1: Wang Q, Garrity GM, Tiedje JM, Cole JR. Naïve Bayesian classifier for rapid assignment of rRNA sequences into the new bacterial taxonomy. Appl Environ Microbiol. 2007.
2: Caporaso JG, Kuczynski J, Stombaugh J, Bittinger K, Bushman FD, Costello EK, et al. QIIME allows analysis of high-throughput community sequencing data. Nature Methods. 2010.

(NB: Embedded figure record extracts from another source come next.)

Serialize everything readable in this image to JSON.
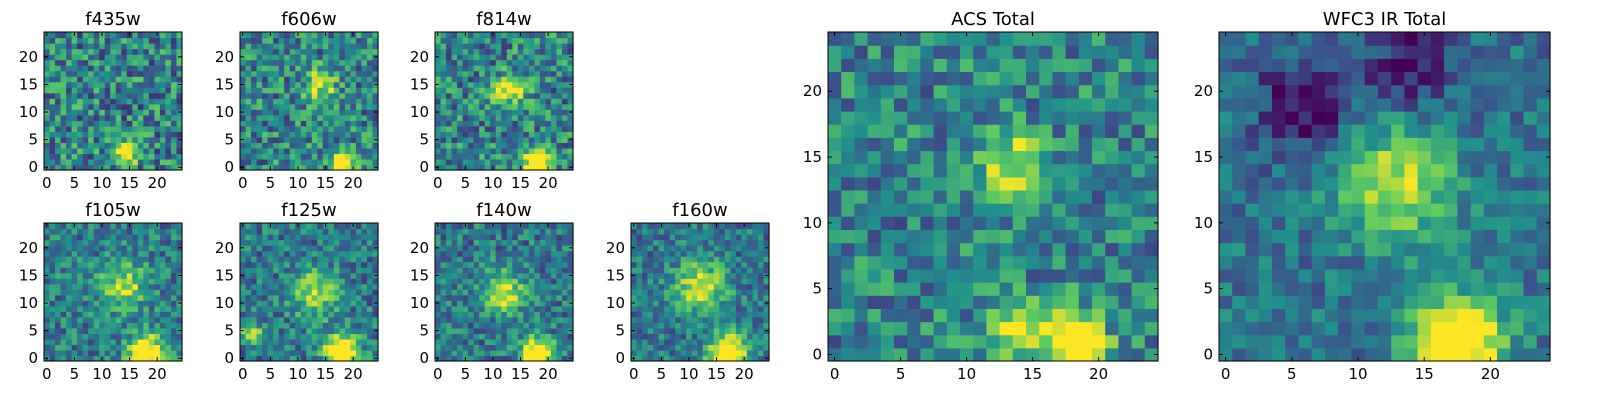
{
  "colormap": [
    "#440154",
    "#3b528b",
    "#21918c",
    "#5ec962",
    "#fde725"
  ],
  "chart_data": [
    {
      "type": "heatmap",
      "title": "f435w",
      "x_ticks": [
        "0",
        "5",
        "10",
        "15",
        "20"
      ],
      "y_ticks": [
        "0",
        "5",
        "10",
        "15",
        "20"
      ],
      "xlim": [
        -0.5,
        24.5
      ],
      "ylim": [
        -0.5,
        24.5
      ],
      "grid_size": [
        25,
        25
      ],
      "noise": 0.3,
      "base": 0.45,
      "sources": [
        {
          "x": 14.5,
          "y": 2.5,
          "amp": 0.9,
          "sigma": 1.3
        }
      ]
    },
    {
      "type": "heatmap",
      "title": "f606w",
      "x_ticks": [
        "0",
        "5",
        "10",
        "15",
        "20"
      ],
      "y_ticks": [
        "0",
        "5",
        "10",
        "15",
        "20"
      ],
      "xlim": [
        -0.5,
        24.5
      ],
      "ylim": [
        -0.5,
        24.5
      ],
      "grid_size": [
        25,
        25
      ],
      "noise": 0.28,
      "base": 0.45,
      "sources": [
        {
          "x": 18,
          "y": 1,
          "amp": 0.9,
          "sigma": 1.5
        },
        {
          "x": 14,
          "y": 15,
          "amp": 0.45,
          "sigma": 2.0
        }
      ]
    },
    {
      "type": "heatmap",
      "title": "f814w",
      "x_ticks": [
        "0",
        "5",
        "10",
        "15",
        "20"
      ],
      "y_ticks": [
        "0",
        "5",
        "10",
        "15",
        "20"
      ],
      "xlim": [
        -0.5,
        24.5
      ],
      "ylim": [
        -0.5,
        24.5
      ],
      "grid_size": [
        25,
        25
      ],
      "noise": 0.28,
      "base": 0.45,
      "sources": [
        {
          "x": 18,
          "y": 1,
          "amp": 1.0,
          "sigma": 1.5
        },
        {
          "x": 13,
          "y": 14,
          "amp": 0.5,
          "sigma": 2.0
        }
      ]
    },
    {
      "type": "heatmap",
      "title": "f105w",
      "x_ticks": [
        "0",
        "5",
        "10",
        "15",
        "20"
      ],
      "y_ticks": [
        "0",
        "5",
        "10",
        "15",
        "20"
      ],
      "xlim": [
        -0.5,
        24.5
      ],
      "ylim": [
        -0.5,
        24.5
      ],
      "grid_size": [
        25,
        25
      ],
      "noise": 0.22,
      "base": 0.42,
      "sources": [
        {
          "x": 18,
          "y": 1,
          "amp": 0.9,
          "sigma": 2.2
        },
        {
          "x": 14,
          "y": 13,
          "amp": 0.45,
          "sigma": 3.0
        }
      ]
    },
    {
      "type": "heatmap",
      "title": "f125w",
      "x_ticks": [
        "0",
        "5",
        "10",
        "15",
        "20"
      ],
      "y_ticks": [
        "0",
        "5",
        "10",
        "15",
        "20"
      ],
      "xlim": [
        -0.5,
        24.5
      ],
      "ylim": [
        -0.5,
        24.5
      ],
      "grid_size": [
        25,
        25
      ],
      "noise": 0.22,
      "base": 0.4,
      "sources": [
        {
          "x": 18,
          "y": 1,
          "amp": 0.9,
          "sigma": 2.2
        },
        {
          "x": 13,
          "y": 12,
          "amp": 0.5,
          "sigma": 3.0
        },
        {
          "x": 1.5,
          "y": 4.5,
          "amp": 0.6,
          "sigma": 1.2
        }
      ]
    },
    {
      "type": "heatmap",
      "title": "f140w",
      "x_ticks": [
        "0",
        "5",
        "10",
        "15",
        "20"
      ],
      "y_ticks": [
        "0",
        "5",
        "10",
        "15",
        "20"
      ],
      "xlim": [
        -0.5,
        24.5
      ],
      "ylim": [
        -0.5,
        24.5
      ],
      "grid_size": [
        25,
        25
      ],
      "noise": 0.22,
      "base": 0.4,
      "sources": [
        {
          "x": 18,
          "y": 1,
          "amp": 0.9,
          "sigma": 2.0
        },
        {
          "x": 12,
          "y": 12,
          "amp": 0.55,
          "sigma": 2.6
        }
      ]
    },
    {
      "type": "heatmap",
      "title": "f160w",
      "x_ticks": [
        "0",
        "5",
        "10",
        "15",
        "20"
      ],
      "y_ticks": [
        "0",
        "5",
        "10",
        "15",
        "20"
      ],
      "xlim": [
        -0.5,
        24.5
      ],
      "ylim": [
        -0.5,
        24.5
      ],
      "grid_size": [
        25,
        25
      ],
      "noise": 0.2,
      "base": 0.4,
      "sources": [
        {
          "x": 17,
          "y": 1,
          "amp": 0.9,
          "sigma": 2.4
        },
        {
          "x": 12,
          "y": 13,
          "amp": 0.55,
          "sigma": 3.2
        }
      ]
    },
    {
      "type": "heatmap",
      "title": "ACS Total",
      "x_ticks": [
        "0",
        "5",
        "10",
        "15",
        "20"
      ],
      "y_ticks": [
        "0",
        "5",
        "10",
        "15",
        "20"
      ],
      "xlim": [
        -0.5,
        24.5
      ],
      "ylim": [
        -0.5,
        24.5
      ],
      "grid_size": [
        25,
        25
      ],
      "noise": 0.24,
      "base": 0.45,
      "sources": [
        {
          "x": 18,
          "y": 1,
          "amp": 0.95,
          "sigma": 1.6
        },
        {
          "x": 13.5,
          "y": 2,
          "amp": 0.6,
          "sigma": 1.3
        },
        {
          "x": 13.5,
          "y": 14.5,
          "amp": 0.5,
          "sigma": 1.8
        }
      ]
    },
    {
      "type": "heatmap",
      "title": "WFC3 IR Total",
      "x_ticks": [
        "0",
        "5",
        "10",
        "15",
        "20"
      ],
      "y_ticks": [
        "0",
        "5",
        "10",
        "15",
        "20"
      ],
      "xlim": [
        -0.5,
        24.5
      ],
      "ylim": [
        -0.5,
        24.5
      ],
      "grid_size": [
        25,
        25
      ],
      "noise": 0.16,
      "base": 0.38,
      "sources": [
        {
          "x": 17.5,
          "y": 1,
          "amp": 0.95,
          "sigma": 2.4
        },
        {
          "x": 13,
          "y": 13,
          "amp": 0.55,
          "sigma": 3.0
        },
        {
          "x": 6,
          "y": 19,
          "amp": -0.35,
          "sigma": 2.5
        },
        {
          "x": 14,
          "y": 22,
          "amp": -0.3,
          "sigma": 2.5
        }
      ]
    }
  ]
}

3: Murali A, Bhargava A, Wright ES. IDTAXA: A novel approach for accurate taxonomic classification of microbiome sequences. Microbiome. 2018.
4: Compeau PEC, Pevzner PA, Tesler G, Papoutsoglou G, Roscito JG, Dahl A, et al. Cutadapt removes adapter sequences from high-throughput sequencing reads kenkyuhi hojokin gan rinsho kenkyu jigyo. EMBnet.journal. 2013.
5: Rognes T, Flouri T, Nichols B, Quince C, Mahé F. VSEARCH: A versatile open source tool for metagenomics. PeerJ. 2016
6: R Core Development Team. R: A language and environment for statistical computing. Vienna, Austria. 2019.